Awesome
Bi-Sent2Vec
TLDR: This library provides cross-lingual numerical representations (features) for words, short texts, or sentences, which can be used as input to any machine learning task with applications geared towards cross-lingual word translation, cross-lingual sentence retrieval as well as cross-lingual downstream NLP tasks. The library is a cross-lingual extension of Sent2Vec.
Bi-Sent2Vec vectors are also well suited to monolingual tasks as indicated by a marked improvement in the monolingual quality of the word embeddings. (For more details, see paper)
Table of Contents
Setup and Requirements
Our code builds upon Facebook's FastText library.
To compile the library, simply run the make
command.
Using the model
For the purpose of generating cross-lingual word and sentence representations, we introduce our Bi-Sent2vec method and provide code and models.
The method uses a simple but efficient objective to train distributed representations of sentences.
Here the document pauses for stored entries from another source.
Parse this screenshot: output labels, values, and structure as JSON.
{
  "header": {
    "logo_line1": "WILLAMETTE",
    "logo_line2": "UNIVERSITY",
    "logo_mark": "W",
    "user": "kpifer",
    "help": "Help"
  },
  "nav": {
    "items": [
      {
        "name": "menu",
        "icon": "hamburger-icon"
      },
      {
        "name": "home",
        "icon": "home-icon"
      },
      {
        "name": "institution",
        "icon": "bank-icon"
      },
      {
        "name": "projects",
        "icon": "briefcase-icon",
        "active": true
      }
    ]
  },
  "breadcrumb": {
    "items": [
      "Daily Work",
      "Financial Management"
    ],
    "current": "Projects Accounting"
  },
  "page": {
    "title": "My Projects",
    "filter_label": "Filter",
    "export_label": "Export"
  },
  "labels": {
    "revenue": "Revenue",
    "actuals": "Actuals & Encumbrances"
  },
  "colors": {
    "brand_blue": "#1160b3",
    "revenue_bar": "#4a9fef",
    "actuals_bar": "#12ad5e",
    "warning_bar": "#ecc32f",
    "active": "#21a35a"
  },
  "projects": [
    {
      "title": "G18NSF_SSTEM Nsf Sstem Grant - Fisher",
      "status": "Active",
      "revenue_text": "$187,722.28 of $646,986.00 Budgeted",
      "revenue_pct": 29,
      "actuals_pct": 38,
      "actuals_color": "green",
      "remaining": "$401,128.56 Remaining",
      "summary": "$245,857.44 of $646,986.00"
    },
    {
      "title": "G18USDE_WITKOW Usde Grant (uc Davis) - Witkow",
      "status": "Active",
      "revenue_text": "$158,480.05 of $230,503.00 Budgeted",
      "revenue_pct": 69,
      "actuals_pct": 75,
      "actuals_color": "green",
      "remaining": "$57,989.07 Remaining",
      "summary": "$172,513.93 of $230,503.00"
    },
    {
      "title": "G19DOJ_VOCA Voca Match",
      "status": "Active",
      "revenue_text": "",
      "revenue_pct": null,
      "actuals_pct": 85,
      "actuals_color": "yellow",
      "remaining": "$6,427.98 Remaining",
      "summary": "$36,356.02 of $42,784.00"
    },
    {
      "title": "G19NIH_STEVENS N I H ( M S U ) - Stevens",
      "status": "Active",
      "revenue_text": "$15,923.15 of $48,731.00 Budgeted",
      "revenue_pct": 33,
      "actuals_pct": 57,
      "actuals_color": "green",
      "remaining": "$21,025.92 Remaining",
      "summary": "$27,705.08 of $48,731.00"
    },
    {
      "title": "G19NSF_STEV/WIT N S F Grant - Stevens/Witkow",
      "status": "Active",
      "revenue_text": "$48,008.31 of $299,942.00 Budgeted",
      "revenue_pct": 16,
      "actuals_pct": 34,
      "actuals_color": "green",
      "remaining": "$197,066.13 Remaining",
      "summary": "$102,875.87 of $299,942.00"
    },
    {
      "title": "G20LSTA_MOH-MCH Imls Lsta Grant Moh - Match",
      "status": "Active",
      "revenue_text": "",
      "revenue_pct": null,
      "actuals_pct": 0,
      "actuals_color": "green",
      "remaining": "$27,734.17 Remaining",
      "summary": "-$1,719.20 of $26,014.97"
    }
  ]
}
The algorithm outperforms the current state-of-the-art bag-of-words based models on most of the benchmark tasks, and is also competitive with deep models on some of the tasks, highlighting the robustness of the produced word and sentence embeddings, see the paper for more details.
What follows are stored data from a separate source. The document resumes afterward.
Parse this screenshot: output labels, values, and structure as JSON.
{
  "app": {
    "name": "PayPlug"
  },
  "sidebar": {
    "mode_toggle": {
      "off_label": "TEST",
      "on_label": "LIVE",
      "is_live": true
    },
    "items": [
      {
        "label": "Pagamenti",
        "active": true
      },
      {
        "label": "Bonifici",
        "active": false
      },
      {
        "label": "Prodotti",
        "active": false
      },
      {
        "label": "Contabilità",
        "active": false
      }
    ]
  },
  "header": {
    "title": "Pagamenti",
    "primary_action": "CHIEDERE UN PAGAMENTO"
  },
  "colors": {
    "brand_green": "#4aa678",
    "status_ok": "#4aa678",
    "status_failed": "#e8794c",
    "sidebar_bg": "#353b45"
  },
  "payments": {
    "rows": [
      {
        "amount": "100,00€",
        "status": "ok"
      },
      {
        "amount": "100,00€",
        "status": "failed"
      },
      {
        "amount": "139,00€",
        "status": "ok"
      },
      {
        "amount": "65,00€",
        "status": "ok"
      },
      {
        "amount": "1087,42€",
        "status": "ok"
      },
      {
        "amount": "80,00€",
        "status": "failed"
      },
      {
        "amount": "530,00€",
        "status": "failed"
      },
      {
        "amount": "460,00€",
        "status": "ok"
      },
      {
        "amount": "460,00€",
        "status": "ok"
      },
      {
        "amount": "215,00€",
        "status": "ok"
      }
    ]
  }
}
Downloading Bi-Sent2Vec pre-trained vectors
Models trained and tested in the Bi-Sent2Vec paper can be downloaded from the following links. Users are encouraged to add more bi-lingual models to the list provided they have been benchmarked properly.
Unigram
EN-DE • EN-ES • EN-FI • EN-FR • EN-HU • EN-IT
Bigram
EN-DE • EN-ES • EN-FI • EN-FR • EN-HU • EN-IT
Train a New Bi-Sent2Vec Model
Tokenizing and data format
Bi-Sent2Vec requires parallel sentences (sentences which are translations of each other) for training. We use spacy tokenizer to tokenize the text.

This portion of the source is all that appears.